Un personnel spécialisé bien formé renforce les organisations internationales
La paix et la sécurité constituent l’une des quatre priorités thématiques de la stratégie de politique extérieure de la Suisse 2020-2023. Une formation de qualité constitue un atout aussi bien pour les experts dans le cadre de leur profession que pour les organisations qui les emploient. En matière de promotion de la paix, l’ONU recommande de renforcer et de mieux intégrer l’expertise des acteurs locaux. Par conséquent, la Suisse attache également une importance particulière au transfert des connaissances. C’est dans cette optique que le PEP invite des experts originaires des zones de conflit à participer à ses cours organisés en Suisse. En parallèle, le PEP soutient des centres de formation africains tels que l’École de Maintien de la Paix (EMP) au Mali ainsi que le Kofi Annan International Peacekeeping Training Centre (KAIPTC) au Ghana.
La Suisse est candidate à un siège de membre non permanent du Conseil de sécurité de l'ONU pour 2023-2024. Dans cet organisme, elle peut faire profiter la communauté internationale de sa longue expérience et de sa crédibilité dans le domaine du règlement pacifique des conflits.
Bilan d’une excellente coopération
Le SPTC est le fruit d’un long travail de mise en place et de coordination. Le cours a démarré peu après la création du Pool d’experts par le Conseil fédéral en 2000. Il se base sur les normes internationales en matière de formation et permet aux participants d’acquérir une formation de base pour leur travail dans la promotion civile et policière de la paix.
Le cours a lieu sur la place d’armes de Wil près de Stans-Oberdorf. Afin de pouvoir simuler de manière aussi réaliste que possible les défis qui risquent de se présenter concrètement dans les zones de conflit, les exercices sont réalisés en coopération avec SWISSINT du DDPS.
Pour mieux exploiter l’expertise en matière de promotion de la paix dans le cadre du cours, le Pool d’experts collabore depuis 2007 avec le GCSP et swisspeace, en vue d’organiser et de réaliser la formation. Simultanément, l’accès au cours a été étendu aux participants étrangers, ce qui permet de compléter les perspectives sur les différents thèmes et d’encourager le transfert de connaissances.
Le Pool d’experts pour la promotion civile de la paix (PEP)
Dans l’est de l’Ukraine, ils surveillent l’application du cessez-le-feu au nom de l’OSCE. En République démocratique du Congo, ils aident la police, dans le cadre de la mission de l’ONU, à faire la lumière sur des crimes. Ils contribuent à élargir le savoir-faire des ministères et des organisations internationales. «Ils», ce sont les expert(e)s suisses du PEP qui, par ces différentes activités parmi tant d’autres, mettent leur savoir-faire au service de la promotion civile de la paix et des droits de l’homme.

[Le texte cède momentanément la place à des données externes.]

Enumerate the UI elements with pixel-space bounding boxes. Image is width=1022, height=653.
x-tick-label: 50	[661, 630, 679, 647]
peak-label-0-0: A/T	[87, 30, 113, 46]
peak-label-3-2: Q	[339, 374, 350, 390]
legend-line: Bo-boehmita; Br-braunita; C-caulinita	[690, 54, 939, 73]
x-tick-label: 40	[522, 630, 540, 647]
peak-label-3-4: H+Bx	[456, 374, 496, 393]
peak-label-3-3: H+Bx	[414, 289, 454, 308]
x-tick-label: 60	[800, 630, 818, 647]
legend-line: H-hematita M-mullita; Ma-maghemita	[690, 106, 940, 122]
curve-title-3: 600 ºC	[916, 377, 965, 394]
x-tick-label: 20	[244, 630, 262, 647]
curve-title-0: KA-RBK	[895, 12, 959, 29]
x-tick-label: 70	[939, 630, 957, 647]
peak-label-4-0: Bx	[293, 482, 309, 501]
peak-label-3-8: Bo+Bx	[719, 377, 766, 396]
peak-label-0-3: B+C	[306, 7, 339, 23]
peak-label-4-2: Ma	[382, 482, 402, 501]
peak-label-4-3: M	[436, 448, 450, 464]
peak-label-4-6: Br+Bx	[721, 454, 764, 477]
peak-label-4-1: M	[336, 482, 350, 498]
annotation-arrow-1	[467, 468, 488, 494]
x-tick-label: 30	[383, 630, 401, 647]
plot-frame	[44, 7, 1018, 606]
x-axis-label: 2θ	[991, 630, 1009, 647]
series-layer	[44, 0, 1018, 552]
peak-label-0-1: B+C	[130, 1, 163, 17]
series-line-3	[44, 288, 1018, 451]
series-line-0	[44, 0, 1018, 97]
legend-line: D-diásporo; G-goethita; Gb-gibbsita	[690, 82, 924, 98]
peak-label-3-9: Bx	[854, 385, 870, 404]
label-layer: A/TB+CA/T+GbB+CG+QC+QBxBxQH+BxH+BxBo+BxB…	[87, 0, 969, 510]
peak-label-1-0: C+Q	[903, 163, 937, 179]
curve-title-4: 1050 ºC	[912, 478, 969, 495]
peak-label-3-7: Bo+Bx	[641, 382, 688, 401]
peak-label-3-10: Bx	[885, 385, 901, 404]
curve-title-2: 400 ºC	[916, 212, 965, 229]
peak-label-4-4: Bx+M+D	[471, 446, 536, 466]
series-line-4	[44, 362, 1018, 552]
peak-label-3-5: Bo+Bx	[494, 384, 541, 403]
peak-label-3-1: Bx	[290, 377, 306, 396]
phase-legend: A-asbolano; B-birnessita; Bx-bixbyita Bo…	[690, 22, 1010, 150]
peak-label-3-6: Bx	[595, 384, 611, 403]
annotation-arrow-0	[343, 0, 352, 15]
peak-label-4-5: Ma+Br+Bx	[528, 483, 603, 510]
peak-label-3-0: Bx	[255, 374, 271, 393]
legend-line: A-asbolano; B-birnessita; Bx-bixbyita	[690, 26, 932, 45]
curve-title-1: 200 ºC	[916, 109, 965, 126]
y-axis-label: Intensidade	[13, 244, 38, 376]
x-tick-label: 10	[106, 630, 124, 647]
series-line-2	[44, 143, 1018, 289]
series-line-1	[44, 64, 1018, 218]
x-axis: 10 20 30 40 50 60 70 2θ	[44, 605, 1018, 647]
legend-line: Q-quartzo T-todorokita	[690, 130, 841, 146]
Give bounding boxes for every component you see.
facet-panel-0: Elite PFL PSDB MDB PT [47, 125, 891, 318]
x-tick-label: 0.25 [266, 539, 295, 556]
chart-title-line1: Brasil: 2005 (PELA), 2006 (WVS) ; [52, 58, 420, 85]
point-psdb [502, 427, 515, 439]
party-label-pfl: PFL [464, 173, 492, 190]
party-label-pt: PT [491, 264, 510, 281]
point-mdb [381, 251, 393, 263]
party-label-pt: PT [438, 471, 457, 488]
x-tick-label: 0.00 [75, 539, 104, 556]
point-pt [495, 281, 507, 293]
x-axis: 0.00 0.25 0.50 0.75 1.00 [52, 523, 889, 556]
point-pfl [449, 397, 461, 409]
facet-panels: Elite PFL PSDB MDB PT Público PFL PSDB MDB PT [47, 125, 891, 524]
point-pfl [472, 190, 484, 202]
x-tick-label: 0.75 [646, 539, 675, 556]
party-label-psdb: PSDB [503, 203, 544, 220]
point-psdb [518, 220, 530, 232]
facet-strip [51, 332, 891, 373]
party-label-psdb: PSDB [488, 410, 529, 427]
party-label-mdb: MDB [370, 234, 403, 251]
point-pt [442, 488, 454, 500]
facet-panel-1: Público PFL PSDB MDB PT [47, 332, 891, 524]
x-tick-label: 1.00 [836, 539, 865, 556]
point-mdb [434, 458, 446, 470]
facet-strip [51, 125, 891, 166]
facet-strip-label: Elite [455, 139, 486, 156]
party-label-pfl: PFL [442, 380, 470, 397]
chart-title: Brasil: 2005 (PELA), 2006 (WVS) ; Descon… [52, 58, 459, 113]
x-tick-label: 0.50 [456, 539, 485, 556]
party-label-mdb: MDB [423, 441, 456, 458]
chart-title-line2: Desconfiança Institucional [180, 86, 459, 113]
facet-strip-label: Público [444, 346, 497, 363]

Chaque année, quelque 200 experts civils aux spécialités les plus diverses s’engagent pour une durée plus ou moins longue pour l’ONU, l’OSCE, l’UE ou d’autres organisations dans plus de 30 pays, dont la moitié en mission d’observation électorale. En moyenne, environ 90 personnes interviennent simultanément. La part de femmes dans le Pool d’experts s’élève à 40%. La Suisse soutient également, dans une optique de promotion de la relève, le détachement de jeunes auprès d’organisations internationales.
Les missions sont guidées par les priorités géographiques et thématiques de la Suisse dans le domaine de la promotion de la paix et des droits de l’homme. En fonction des besoins, les experts suisses sont envoyés en mission pour une durée qui peut varier de quelques jours à plusieurs années. Ils interviennent alors en qualité d’observateurs électoraux, de conseillers sur les questions de police ou de spécialistes en matière de réforme constitutionnelle, de réforme judiciaire, de fédéralisme, de médiation, d’état de droit, de traitement du passé, de droits de l’homme ou de droit international humanitaire.